BioinformaticsFMRP / TCGAbiolinks

TCGAbiolinks
http://bioconductor.org/packages/devel/bioc/vignettes/TCGAbiolinks/inst/doc/index.html
289 stars 110 forks source link

discrepancy in number of samples #458

Open Xiaofei-git opened 3 years ago

Xiaofei-git commented 3 years ago

Dear community,

I tried to download data by using "TCGAquery_recount2". But, I found the number of sample is different using different functions in TCGAbiolinks. Why does this happen? Does "TCGAquery_recount2" is download different version of the data? (I originally post the issue here https://support.bioconductor.org/p/9136385/#9136498) Thanks a lot!

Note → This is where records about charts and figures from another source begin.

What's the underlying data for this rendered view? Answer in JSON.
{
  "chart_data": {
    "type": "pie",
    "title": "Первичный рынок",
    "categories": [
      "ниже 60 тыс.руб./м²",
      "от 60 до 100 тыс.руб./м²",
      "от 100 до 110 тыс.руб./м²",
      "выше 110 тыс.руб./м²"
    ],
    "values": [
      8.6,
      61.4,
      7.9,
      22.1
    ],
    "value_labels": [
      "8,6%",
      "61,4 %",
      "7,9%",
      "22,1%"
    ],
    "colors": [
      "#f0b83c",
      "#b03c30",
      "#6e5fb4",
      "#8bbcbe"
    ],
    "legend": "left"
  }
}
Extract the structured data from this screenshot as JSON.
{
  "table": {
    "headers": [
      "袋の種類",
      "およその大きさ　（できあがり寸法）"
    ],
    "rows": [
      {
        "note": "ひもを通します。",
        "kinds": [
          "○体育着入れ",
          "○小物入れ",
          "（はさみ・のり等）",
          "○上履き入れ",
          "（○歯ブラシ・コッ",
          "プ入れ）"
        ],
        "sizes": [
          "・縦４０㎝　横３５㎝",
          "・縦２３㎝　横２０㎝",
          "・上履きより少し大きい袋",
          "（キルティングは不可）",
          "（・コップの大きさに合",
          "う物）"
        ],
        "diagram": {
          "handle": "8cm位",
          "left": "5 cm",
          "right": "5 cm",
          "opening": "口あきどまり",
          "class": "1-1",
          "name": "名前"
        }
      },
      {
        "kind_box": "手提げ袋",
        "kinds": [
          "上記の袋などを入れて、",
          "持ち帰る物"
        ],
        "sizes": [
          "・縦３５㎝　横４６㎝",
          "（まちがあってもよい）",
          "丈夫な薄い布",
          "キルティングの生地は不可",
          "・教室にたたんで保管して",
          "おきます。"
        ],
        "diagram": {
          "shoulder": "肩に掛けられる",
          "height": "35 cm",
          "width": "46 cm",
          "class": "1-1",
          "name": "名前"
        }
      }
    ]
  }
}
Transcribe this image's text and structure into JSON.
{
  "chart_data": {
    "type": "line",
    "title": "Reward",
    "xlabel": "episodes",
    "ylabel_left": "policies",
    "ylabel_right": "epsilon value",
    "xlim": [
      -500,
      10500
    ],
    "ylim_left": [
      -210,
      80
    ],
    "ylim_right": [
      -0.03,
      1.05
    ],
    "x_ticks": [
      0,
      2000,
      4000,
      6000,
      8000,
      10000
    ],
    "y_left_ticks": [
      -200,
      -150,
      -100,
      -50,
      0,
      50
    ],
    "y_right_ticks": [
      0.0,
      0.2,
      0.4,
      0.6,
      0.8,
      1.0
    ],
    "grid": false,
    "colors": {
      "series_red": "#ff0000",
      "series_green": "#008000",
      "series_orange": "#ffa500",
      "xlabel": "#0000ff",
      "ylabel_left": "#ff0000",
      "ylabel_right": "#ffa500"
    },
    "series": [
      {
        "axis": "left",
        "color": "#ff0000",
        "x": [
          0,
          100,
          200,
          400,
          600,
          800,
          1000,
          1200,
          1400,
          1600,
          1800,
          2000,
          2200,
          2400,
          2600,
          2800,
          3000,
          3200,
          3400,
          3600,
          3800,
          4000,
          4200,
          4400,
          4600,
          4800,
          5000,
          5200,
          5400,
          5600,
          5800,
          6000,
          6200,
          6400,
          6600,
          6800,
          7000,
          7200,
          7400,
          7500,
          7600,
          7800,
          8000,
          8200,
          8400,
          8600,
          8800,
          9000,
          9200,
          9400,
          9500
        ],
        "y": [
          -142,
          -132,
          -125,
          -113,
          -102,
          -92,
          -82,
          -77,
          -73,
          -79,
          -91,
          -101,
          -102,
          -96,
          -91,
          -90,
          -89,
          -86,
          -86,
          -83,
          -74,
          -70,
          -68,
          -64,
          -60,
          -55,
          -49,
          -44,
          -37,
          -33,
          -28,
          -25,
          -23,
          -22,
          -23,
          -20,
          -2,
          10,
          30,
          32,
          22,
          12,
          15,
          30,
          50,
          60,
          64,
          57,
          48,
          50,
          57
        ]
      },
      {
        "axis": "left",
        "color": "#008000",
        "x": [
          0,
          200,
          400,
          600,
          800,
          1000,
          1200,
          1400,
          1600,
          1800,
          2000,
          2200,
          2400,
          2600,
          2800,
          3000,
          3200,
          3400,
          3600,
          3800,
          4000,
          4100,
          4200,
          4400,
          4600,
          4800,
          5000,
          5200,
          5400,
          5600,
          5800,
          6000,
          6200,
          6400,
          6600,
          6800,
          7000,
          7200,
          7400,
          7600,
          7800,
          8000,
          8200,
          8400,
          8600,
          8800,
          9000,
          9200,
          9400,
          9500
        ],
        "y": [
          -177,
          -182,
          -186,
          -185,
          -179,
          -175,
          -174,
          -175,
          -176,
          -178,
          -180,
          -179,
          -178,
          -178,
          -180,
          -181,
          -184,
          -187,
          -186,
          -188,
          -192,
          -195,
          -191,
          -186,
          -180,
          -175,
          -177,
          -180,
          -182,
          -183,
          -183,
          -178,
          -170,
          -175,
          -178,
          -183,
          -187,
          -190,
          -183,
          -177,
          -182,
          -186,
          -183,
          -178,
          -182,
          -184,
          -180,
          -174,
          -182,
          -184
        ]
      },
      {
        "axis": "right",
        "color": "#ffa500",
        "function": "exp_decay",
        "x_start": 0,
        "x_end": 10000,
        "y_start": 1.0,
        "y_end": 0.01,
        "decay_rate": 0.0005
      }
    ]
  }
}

If I used TCGAquery_recount2, the number of samples is 601 (542 Tumor and 58 Normal) for TCGA-LAUD. While it is 594 (535 T and 59 N) for TCGA-LUAD if I used "GDCquery", "GDCdownload", and "GDCprepare". The common samples are 594, and there are 7 more tumor samples using TCGAquery_recount2.

If I used TCGAquery_recount2 to download the GTEs data for Lung tissue, the number of samples is 374. But it is 419 from the GTEx website query. The common samples are 313 between these 2 ways.